I was too embarrassed to tell him the real reason, so I gave him another—which was also true. “Well, you know, Mr. Porterfield gave me my first break and did so much for me and I feel I owe him a debt of gratitude.”

Mr. Pemberton said, “Gratitude, my ass! He never paid you anything. I’m giving you $150 a week and you feel you got to go back there for gratitude?”

“Yes, sir.”

He grinned. “Well, okay. Good luck and I hope we’ll see you again.”

He was a wonderful guy. I don’t know what actor got my part, but I hope it did better for him than it did for me!

I went back to Virginia with a vengeance, determined to learn my craft. As it happened, no sooner had I returned than I was put into Hamlet, of all things—the ultimate theatrical man killer.

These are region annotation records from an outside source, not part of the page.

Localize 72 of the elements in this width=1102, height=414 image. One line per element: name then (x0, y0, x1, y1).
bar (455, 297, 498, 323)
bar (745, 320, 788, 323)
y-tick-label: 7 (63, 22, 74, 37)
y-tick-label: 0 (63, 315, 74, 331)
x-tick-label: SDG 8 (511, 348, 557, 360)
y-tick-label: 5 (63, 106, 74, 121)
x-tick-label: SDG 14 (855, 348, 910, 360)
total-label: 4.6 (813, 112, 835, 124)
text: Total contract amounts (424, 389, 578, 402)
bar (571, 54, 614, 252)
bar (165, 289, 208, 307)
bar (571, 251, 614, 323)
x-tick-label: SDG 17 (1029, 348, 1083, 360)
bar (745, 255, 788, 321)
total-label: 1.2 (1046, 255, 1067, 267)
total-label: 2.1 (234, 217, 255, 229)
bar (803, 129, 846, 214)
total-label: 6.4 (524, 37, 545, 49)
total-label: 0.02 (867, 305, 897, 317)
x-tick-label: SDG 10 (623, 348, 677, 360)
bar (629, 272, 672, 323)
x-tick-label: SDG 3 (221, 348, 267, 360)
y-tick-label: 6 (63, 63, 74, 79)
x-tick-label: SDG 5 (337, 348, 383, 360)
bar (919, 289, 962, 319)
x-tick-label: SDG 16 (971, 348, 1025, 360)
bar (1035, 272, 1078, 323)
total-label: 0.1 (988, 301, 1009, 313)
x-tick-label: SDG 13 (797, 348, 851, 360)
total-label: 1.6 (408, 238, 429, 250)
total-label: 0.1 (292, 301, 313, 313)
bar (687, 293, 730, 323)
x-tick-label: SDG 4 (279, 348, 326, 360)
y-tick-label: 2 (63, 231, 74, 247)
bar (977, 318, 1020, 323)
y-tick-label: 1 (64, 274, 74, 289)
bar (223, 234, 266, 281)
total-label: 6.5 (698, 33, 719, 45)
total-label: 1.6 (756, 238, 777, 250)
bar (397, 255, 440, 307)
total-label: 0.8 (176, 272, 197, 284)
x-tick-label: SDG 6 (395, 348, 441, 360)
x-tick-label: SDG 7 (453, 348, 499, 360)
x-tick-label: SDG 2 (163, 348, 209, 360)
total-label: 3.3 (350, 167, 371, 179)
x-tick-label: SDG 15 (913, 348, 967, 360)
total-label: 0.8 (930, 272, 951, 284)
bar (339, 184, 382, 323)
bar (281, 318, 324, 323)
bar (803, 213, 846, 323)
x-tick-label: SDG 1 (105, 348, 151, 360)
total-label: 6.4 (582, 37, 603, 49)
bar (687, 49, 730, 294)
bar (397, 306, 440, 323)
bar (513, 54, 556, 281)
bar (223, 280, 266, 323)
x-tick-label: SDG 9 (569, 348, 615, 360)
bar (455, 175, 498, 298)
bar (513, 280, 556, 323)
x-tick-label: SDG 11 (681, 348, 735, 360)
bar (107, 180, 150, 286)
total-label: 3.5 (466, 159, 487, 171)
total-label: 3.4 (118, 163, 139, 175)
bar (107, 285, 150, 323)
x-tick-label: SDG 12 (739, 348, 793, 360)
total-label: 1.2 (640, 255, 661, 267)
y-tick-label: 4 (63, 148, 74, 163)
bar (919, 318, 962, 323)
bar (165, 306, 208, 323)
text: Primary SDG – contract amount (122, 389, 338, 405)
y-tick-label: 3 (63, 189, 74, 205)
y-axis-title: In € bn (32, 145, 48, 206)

Fortunately, I wasn’t playing the Dane.

I didn’t let Shakespeare faze me, not even when I heard that the State Department was interested in sponsoring the troupe on an overseas engagement. They wanted us to perform Hamlet at Kronberg Castle in Elsinore, Denmark—where the play supposedly had its historical roots.

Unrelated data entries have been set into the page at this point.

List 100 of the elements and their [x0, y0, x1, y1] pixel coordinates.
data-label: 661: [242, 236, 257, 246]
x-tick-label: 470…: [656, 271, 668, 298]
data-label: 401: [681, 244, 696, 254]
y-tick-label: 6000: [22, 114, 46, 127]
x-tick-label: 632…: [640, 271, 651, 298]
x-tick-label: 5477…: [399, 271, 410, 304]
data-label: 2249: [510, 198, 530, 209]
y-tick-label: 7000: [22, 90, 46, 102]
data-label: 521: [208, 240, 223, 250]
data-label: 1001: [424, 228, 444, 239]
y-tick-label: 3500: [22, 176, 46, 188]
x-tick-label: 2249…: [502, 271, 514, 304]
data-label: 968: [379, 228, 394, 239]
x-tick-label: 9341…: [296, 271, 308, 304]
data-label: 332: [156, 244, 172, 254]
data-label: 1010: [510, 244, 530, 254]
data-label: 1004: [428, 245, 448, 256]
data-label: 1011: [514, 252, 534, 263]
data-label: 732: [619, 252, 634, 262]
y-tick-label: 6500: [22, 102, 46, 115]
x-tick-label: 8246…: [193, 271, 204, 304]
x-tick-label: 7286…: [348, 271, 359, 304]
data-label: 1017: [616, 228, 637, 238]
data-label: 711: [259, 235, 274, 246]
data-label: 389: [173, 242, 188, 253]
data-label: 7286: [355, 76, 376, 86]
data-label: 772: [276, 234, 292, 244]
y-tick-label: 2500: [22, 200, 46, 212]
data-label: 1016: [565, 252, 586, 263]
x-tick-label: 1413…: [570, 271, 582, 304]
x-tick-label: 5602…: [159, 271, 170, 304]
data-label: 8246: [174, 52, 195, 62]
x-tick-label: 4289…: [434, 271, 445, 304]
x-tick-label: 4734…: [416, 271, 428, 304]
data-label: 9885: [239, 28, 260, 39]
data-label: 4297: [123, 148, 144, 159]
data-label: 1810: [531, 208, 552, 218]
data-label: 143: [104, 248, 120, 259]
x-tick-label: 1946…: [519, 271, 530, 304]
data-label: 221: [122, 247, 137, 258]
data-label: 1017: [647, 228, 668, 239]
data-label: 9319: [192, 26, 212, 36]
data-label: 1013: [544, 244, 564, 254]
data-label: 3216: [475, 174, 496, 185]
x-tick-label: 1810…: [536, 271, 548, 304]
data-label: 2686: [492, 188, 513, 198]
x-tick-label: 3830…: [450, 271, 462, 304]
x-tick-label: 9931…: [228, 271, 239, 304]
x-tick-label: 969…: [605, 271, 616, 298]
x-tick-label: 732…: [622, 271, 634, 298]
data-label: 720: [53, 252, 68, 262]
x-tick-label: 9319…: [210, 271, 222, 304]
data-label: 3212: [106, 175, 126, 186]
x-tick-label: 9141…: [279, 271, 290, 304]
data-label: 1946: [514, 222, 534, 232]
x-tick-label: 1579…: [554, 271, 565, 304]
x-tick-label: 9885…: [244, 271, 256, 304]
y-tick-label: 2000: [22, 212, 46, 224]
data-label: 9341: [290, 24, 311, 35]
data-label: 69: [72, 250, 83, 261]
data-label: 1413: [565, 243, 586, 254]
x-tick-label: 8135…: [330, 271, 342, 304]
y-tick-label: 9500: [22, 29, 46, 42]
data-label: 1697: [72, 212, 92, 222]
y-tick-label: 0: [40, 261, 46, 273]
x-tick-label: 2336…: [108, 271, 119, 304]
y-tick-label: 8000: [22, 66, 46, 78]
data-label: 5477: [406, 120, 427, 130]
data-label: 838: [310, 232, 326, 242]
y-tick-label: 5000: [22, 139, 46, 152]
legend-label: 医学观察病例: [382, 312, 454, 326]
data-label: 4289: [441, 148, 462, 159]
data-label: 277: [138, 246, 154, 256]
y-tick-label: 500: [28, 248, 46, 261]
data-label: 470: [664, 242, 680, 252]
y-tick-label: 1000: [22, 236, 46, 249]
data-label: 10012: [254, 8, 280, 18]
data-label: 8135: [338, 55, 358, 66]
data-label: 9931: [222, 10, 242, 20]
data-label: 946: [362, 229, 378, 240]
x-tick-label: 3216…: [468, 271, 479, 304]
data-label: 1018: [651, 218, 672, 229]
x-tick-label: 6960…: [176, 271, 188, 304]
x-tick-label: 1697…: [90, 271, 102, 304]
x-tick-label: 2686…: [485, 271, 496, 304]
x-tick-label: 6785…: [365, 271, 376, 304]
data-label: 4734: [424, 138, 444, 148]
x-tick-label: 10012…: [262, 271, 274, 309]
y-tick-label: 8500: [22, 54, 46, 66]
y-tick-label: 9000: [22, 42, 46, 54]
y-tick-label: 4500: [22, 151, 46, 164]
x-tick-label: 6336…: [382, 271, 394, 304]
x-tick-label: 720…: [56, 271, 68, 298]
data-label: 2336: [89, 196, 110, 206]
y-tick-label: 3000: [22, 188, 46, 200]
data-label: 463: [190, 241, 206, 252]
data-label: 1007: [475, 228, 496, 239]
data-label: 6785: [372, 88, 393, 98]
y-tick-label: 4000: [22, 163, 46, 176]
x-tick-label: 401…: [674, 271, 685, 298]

A deal was worked out where Uncle Sam would cover our expenses and handle all the publicity. Okay, I guess you could call it propaganda: Washington wanted to help repopulate the war-weary world with culture as well as food and industry.

The reviews weren’t the most glowing in the history of theater. Seems the Danes didn’t like Brits playing Danes, and they appreciated Americans even less. But what the heck. I sure didn’t come out of the experience empty-handed. I got to channel historical people—figuratively, of course—and it was a valuable acting lesson about opening myself up to the environment. I also got to see some of Europe. The Air Force took us around to all these different places. I got to see Hitler’s Eagle’s Nest. We also saw Dachau, where this sergeant reached into an oven and pulled out something charred. I looked at it and said, “What is it?” Mind you, there had been some stories written about the concentration camps, but not a lot.

He said, “A human bone. They burned people in here.” He handed it to me. “Take this back and show it to the people at home. This will prove what these bastards were doing.”

I didn’t take it, of course, but gently replaced the bone in the oven. I was assured the remains were going to be interred with respect.

When we walked through the yard there, it seemed like the sun became clouded over. Maybe it did, or maybe it just felt that way. It was a terrible experience. It reminded me of one of the reasons we had fought this war, why it was sometimes necessary to go to such lengths to remove despots and genocidal maniacs.

I learned a lot during our monthlong run in Denmark, and then back in Virginia. I gained the confidence I felt I had lacked the first time I was on Broadway. At the end of that season, I said, “Mr. Porterfield, I’m going back to New York.”

He said, “I’m not surprised. You’re a talented kid, Ernie. Do you have any idea what you’re going to do?”

I said, “I’m going to try to get into theater and into this new thing they’ve got up there, television.”

He said, “Good luck.” I knew he meant it.

And I knew something else: I’d need it.